Chissà perché si continua ad usare termini anglosassoni per indicare cose e concetti che hanno un preciso termine in lingua italiana comprensibile a tutti. Si parla di brand, city brand, per indicare il marchio, il marchio della città di Pesaro; sia il Brand che il Marchio derivano dalla parola “fuoco” che rendeva incandescente il marchio di ferro applicato sulle carni del bestiame per indicarne il proprietario.
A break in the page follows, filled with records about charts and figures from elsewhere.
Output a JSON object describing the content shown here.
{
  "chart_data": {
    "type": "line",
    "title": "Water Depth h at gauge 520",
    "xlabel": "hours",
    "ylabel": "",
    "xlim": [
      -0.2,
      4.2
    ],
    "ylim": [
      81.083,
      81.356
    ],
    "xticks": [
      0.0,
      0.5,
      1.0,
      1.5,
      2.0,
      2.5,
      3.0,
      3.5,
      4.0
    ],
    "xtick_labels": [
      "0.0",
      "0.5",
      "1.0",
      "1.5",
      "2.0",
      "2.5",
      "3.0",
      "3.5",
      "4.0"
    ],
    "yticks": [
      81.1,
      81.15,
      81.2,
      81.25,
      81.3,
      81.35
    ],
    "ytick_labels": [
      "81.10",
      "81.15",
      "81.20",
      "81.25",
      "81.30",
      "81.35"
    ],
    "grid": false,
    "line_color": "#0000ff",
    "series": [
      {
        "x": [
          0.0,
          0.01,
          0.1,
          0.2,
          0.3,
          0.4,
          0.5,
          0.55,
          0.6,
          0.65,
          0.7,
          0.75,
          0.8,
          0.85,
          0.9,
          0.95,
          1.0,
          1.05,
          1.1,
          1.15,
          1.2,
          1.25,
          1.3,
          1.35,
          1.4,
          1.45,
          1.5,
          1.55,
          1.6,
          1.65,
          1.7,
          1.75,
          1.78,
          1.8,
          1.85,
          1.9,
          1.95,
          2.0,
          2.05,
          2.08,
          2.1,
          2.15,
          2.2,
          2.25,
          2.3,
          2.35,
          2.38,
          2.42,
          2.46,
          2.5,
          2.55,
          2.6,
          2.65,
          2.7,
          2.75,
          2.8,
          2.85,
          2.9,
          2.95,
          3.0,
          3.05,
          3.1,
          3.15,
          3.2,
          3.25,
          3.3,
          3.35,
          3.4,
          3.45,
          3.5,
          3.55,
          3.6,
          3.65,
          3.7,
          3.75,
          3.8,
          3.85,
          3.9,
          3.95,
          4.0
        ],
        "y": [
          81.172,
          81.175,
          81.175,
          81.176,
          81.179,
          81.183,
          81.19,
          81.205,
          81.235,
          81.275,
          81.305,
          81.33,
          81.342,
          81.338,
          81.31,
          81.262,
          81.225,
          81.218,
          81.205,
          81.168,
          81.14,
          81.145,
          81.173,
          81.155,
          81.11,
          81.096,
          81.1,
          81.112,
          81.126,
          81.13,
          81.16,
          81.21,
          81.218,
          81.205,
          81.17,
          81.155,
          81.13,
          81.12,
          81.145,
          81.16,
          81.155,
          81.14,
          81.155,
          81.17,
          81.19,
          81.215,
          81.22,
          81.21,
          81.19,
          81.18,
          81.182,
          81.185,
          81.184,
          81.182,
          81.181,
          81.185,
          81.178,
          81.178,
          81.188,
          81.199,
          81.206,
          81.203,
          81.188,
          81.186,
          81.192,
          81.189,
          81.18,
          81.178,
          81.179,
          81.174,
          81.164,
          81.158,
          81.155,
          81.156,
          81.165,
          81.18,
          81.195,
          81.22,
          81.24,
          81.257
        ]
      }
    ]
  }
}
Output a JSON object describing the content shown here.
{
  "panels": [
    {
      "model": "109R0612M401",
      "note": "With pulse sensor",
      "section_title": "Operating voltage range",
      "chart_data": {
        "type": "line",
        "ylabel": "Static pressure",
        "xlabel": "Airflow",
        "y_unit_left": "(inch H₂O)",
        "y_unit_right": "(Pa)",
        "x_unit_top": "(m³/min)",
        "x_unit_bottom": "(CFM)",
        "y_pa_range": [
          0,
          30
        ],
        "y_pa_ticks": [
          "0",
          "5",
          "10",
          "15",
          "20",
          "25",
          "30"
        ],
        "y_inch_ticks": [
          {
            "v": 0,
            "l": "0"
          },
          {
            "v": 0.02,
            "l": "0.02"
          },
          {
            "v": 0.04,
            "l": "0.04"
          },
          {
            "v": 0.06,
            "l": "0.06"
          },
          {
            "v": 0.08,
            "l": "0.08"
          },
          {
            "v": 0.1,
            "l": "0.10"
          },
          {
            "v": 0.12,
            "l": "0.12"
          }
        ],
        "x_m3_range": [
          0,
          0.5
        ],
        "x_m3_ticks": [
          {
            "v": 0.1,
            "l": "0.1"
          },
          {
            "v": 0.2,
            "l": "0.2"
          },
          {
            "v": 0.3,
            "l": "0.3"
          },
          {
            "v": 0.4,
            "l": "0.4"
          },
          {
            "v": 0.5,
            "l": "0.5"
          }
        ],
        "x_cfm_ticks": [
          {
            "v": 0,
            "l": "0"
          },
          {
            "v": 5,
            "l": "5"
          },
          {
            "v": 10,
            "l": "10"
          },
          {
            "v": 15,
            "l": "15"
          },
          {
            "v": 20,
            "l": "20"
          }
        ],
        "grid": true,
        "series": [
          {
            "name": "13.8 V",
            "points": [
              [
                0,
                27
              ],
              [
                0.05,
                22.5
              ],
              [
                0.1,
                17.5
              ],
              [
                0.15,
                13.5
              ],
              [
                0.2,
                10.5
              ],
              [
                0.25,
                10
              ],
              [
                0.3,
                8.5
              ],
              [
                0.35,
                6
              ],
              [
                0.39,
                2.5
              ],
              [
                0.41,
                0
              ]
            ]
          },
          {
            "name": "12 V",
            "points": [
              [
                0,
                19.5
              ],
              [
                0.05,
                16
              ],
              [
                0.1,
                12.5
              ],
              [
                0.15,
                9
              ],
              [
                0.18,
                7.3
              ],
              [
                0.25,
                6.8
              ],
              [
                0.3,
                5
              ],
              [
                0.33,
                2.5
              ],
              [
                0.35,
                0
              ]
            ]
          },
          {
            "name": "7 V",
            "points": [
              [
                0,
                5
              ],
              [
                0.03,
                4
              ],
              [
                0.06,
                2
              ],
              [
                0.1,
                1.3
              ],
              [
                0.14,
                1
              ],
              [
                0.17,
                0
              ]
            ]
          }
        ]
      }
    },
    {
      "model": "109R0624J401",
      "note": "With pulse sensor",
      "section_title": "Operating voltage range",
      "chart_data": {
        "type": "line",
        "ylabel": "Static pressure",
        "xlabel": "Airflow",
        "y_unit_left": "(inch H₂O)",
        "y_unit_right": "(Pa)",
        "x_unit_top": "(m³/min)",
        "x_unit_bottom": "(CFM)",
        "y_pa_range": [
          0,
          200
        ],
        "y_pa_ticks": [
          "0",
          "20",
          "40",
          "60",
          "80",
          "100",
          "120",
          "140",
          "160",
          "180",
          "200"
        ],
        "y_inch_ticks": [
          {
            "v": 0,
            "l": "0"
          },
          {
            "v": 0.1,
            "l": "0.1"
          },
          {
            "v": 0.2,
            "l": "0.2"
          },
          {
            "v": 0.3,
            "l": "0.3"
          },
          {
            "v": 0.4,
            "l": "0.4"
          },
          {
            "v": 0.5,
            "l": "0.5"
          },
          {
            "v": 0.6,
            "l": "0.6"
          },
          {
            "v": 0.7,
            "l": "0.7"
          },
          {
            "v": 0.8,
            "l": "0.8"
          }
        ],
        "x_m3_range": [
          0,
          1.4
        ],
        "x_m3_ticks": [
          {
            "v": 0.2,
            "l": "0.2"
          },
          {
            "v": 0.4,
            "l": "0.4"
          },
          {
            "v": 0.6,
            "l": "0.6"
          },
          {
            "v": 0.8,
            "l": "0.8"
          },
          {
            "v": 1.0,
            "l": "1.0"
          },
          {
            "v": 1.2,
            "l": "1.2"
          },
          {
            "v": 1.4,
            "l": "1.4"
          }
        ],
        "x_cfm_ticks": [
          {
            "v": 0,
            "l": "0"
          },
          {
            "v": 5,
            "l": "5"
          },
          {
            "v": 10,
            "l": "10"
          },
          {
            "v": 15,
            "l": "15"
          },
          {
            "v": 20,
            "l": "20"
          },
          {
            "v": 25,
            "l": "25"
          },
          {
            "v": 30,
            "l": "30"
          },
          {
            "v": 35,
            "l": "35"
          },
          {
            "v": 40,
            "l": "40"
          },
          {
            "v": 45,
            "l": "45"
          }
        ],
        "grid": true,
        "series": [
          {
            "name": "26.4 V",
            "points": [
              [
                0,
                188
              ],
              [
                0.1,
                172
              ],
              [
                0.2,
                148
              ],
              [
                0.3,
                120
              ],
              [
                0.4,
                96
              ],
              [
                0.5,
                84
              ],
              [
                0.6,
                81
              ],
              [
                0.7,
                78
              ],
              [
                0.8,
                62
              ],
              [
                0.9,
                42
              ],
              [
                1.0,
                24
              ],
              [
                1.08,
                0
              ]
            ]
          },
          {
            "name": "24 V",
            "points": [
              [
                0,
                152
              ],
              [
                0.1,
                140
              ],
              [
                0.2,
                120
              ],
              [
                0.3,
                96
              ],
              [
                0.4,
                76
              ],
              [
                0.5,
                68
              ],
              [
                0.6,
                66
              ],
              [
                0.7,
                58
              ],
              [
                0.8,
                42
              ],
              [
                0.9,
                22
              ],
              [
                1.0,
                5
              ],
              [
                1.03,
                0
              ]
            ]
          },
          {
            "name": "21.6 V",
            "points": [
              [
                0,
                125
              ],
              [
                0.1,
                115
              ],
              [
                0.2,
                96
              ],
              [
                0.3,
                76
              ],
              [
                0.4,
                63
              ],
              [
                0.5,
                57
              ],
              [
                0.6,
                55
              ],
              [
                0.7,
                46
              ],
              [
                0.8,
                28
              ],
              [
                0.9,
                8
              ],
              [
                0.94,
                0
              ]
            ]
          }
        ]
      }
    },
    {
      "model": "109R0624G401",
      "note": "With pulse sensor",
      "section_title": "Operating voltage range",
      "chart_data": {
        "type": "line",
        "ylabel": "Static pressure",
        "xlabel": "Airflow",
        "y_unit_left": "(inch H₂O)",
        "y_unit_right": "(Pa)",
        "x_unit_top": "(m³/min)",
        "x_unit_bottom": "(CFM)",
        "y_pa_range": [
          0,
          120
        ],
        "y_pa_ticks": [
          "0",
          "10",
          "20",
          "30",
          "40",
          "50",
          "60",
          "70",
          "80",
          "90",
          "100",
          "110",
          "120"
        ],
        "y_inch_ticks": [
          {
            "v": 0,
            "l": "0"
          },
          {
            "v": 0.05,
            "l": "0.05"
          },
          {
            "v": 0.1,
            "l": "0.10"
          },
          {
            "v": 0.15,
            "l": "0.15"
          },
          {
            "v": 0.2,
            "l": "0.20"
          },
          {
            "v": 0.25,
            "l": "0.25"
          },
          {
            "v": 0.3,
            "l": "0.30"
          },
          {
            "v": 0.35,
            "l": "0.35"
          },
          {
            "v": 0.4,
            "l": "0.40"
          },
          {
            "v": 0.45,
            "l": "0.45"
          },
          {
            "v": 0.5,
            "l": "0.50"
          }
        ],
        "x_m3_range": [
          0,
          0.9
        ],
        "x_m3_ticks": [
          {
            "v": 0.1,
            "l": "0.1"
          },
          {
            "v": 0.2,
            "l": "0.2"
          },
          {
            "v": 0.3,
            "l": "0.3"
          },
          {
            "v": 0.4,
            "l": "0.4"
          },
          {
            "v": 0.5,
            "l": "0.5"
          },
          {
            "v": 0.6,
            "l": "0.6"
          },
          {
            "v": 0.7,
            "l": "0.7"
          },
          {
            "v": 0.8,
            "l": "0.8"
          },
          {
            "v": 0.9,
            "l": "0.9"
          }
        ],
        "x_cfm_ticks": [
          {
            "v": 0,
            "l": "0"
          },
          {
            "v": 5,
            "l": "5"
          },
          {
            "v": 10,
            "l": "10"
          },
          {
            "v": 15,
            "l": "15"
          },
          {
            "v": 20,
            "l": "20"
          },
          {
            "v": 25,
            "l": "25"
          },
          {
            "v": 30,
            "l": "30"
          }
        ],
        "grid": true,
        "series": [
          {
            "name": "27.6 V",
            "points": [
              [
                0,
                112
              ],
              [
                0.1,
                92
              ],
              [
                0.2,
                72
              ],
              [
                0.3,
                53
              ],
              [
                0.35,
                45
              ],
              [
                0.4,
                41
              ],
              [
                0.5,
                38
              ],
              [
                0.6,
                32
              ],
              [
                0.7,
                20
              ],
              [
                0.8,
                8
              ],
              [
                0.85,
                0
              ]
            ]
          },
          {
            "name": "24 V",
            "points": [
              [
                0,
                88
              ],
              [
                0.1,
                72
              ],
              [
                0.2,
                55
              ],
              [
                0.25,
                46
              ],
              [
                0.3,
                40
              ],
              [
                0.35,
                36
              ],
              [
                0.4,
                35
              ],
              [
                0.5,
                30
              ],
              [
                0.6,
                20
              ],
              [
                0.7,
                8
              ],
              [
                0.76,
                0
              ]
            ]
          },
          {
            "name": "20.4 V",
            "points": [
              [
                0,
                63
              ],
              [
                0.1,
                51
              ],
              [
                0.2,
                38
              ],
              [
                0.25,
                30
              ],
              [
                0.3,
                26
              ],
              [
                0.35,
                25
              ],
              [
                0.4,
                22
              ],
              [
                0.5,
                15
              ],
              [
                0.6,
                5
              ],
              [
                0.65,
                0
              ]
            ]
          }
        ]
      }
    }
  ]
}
Marchio e brand hanno la stessa etimologia.
Tralasciando ogni
considerazione sulla necessità di dotare la città di Pesaro di un
marchio, avendo Pesaro dei “marchi” distintivi ben più esclusivi
e conosciuti in tutto il mondo come l'immagine di Rossini, la Palla
di Pomodoro – pardon “the tomato ball”-, la Rosa di Pesaro,
quello che occorre rilevare è come un marchio per essere tale e
svolgere la sua funzione deve essere nuovo, originale, deve avere i
requisiti della novità rispetto alla generalità e, se non è nuovo
non può essere registrato e, se registrato può essere annullato dal
precedente titolare che può agire anche per contraffazione. E perché
ci sia contraffazione non occorre che il marchio sia uguale, ma basta
che sia confondibile e nel nostro caso i due marchi sono
oggettivamente confondibili ed il nuovo marchio per questo può
essere oggetto di azione giudiziaria da parte di chi lo ha usato per
primo e tanto più da chi lo ha registrato. Il pericolo ed il danno
sarebbe maggiore se l'azione venisse esercitata dopo che il marchio
concorrente è stato usato e divulgato. Quindi sarebbe prudente
mettere il “cuore” in pace e rinunciare al cuore oppure ottenere
la licenza dal titolare del marchio registrato.
Per quanto riguarda poi la
originalità del marchio, credo che un concorso di idee sarebbe stato
utilissimo, un concorso fatto tra gli alunni delle scuole medie. I
bambini hanno una fantasia ed una creatività incredibile.